Raporda ayrıca tarımsal alanda kullanılan gübre ve diğer kimyasal ilaçların miktarları da verilmiştir. Bu ovada bu kadar yoğun gübre ve çeşitlilikteki katı ve sıvı Kimyasal ilaçların kullanımı hem toprağı, hem suyu kirletirken, hem de üzerine uygulanan bitki ve meyvelerde kalıntı bırakıp zehir saçmaktadır. 2019 yılında Aydın ve ilçelerinde kullanılan gübre miktarı 97.472 tondur. Kullanılan Pestisitler ise; 525.948,63 kg’mı katı formunda, 1.166.552,91 litresi ise sıvı formunda ova toprağıyla buluşturulmuştur. Bu Pestisitler ise aşağıdaki miktarlarda kullanılmıştır:

İnsektisit: 196.445,73 kg’mı Kuru, 284.994  litre ise sıvı formunda kullanılmıştır.

Fungasit: 166.267,9 kg’mı kuru, 95.348 litre ise sıvı formunda kullanılmıştır.

Herbisit: 84.968 kg’mı kuru, 471.966 litre ise sıvı formunda kullanılmıştır.

Akarisit: 34.925 kg’mı kuru, 116.527 litre ise sıvı formunda kullanılmıştır.

Rodentisit: 4461kg’mı kuru, 3340 litre ise sıvı formunda kullanılmıştır.

Ve Diğerleri ise; 37.870 kg’mı kuru, 194.377,91 litre ise sıvı formunda kullanılmıştır.
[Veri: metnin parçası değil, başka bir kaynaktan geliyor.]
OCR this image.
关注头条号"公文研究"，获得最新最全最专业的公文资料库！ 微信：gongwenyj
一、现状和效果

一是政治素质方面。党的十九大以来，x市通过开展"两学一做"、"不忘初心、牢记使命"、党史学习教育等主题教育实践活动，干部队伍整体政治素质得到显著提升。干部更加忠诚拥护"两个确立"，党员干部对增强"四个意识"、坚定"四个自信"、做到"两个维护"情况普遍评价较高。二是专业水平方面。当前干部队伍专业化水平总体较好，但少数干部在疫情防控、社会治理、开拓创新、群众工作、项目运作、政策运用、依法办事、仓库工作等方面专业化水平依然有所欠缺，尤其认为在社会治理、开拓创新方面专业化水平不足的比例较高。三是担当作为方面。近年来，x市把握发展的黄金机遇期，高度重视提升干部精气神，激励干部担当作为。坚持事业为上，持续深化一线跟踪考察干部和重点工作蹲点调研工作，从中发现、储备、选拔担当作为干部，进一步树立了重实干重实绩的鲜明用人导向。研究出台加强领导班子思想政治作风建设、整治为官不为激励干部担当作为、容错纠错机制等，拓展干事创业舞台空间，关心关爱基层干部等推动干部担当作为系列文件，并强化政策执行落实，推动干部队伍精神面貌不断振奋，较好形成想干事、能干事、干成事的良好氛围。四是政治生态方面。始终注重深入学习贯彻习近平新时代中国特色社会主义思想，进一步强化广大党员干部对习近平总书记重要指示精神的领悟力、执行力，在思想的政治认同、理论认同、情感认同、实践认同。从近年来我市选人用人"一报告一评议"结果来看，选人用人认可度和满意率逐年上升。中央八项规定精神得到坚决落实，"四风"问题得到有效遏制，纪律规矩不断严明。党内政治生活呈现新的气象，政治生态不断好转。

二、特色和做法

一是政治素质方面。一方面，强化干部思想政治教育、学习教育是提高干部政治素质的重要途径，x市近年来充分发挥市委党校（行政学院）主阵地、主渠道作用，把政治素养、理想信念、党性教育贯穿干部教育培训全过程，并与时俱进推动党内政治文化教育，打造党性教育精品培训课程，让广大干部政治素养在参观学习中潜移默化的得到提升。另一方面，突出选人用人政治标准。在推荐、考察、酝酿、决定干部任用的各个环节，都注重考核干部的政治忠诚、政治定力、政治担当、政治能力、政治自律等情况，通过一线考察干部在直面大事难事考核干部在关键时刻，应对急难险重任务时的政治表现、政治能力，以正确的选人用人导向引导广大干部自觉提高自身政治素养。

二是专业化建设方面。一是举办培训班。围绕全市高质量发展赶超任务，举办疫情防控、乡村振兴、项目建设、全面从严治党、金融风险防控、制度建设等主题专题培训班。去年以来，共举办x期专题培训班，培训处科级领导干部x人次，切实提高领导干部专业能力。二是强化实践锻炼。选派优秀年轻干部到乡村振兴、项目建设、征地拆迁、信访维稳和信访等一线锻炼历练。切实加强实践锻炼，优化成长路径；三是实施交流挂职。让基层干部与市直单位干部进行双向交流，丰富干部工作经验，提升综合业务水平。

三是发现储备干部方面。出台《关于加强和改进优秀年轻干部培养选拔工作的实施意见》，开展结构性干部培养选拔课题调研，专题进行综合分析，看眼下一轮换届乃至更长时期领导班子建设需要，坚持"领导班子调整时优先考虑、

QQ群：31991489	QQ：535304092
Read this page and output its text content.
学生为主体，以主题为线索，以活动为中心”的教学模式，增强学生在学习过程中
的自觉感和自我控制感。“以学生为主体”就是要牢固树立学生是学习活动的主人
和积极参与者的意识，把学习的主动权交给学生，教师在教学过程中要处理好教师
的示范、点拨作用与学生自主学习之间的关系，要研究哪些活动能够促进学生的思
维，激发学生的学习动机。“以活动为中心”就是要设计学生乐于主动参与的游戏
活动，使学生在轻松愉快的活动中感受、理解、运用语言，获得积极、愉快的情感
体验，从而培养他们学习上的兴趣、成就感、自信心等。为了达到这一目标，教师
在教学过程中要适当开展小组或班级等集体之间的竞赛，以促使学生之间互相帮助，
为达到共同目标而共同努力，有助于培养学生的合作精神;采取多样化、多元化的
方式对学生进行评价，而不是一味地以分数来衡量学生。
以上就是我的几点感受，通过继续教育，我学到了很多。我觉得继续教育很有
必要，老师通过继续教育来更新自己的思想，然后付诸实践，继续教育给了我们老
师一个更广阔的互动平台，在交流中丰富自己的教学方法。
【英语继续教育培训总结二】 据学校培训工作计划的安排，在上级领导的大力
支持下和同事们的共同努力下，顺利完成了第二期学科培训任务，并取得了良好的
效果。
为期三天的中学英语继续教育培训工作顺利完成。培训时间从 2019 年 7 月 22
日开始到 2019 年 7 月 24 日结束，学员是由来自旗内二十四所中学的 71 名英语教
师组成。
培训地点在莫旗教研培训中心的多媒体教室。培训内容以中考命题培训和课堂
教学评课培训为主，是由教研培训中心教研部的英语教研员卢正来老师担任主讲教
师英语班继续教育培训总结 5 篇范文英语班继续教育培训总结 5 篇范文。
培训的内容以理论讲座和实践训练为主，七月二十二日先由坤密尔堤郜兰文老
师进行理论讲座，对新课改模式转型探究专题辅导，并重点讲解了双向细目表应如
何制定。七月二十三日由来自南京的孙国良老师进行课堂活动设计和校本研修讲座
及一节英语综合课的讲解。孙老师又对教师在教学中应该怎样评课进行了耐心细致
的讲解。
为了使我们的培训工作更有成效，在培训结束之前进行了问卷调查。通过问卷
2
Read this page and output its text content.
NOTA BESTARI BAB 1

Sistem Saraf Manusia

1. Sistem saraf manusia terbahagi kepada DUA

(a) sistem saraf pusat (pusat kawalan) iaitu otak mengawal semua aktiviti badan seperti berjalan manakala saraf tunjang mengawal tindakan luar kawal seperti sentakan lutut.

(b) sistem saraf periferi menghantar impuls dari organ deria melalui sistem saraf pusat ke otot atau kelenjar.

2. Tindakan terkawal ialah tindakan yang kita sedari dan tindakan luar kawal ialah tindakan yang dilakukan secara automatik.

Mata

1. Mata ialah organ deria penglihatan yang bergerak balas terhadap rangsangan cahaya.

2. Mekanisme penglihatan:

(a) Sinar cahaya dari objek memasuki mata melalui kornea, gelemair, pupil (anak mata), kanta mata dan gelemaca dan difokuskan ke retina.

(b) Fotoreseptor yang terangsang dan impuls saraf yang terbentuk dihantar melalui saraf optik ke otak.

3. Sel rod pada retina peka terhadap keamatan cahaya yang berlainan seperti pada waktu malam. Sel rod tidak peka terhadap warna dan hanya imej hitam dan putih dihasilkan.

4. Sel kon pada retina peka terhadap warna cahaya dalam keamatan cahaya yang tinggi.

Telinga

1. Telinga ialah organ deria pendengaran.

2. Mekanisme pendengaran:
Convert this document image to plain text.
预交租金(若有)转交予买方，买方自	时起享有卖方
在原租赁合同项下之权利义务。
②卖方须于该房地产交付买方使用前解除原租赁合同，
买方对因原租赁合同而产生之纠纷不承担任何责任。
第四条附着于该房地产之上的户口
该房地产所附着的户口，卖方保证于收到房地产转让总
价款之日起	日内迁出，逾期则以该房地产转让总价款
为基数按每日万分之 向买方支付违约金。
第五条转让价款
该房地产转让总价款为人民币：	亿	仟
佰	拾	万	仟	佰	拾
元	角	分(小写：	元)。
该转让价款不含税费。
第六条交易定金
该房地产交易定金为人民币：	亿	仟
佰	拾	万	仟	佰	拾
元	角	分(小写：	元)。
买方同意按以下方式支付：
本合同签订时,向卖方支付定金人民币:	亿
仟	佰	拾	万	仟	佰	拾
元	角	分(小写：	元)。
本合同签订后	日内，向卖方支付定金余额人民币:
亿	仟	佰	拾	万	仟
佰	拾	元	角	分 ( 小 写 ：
Bunların toplamda 271.984,26 kg kuru formunda Pestisit ve 587.088,72 litre sıvı formunda Pestisit Söke Ovasında kullanılmıştır. Söke ovasındaki ürünlerin pestisit kalıntıları bu yoğun kullanıma göre daha fazla olabilir. Sadece Gübre ve Pestisitler değil, Menderes suyuyla sulamada kullanılan sularda ağır metal yükü yükleyerek, ürünlere geçmektedir. On yıllardır resmi yetkililer ve kurumlar, Menderes Irmağı suyu 4. Derece kirli su olduğundan dolayı Tarımda kullanılmaması gerektiğini vurgulamaktadırlar. Ancak hala sulama kanallarında Menderes suyu akıtılmakta ve her tür tarımsal üründe kullanılmaktadır.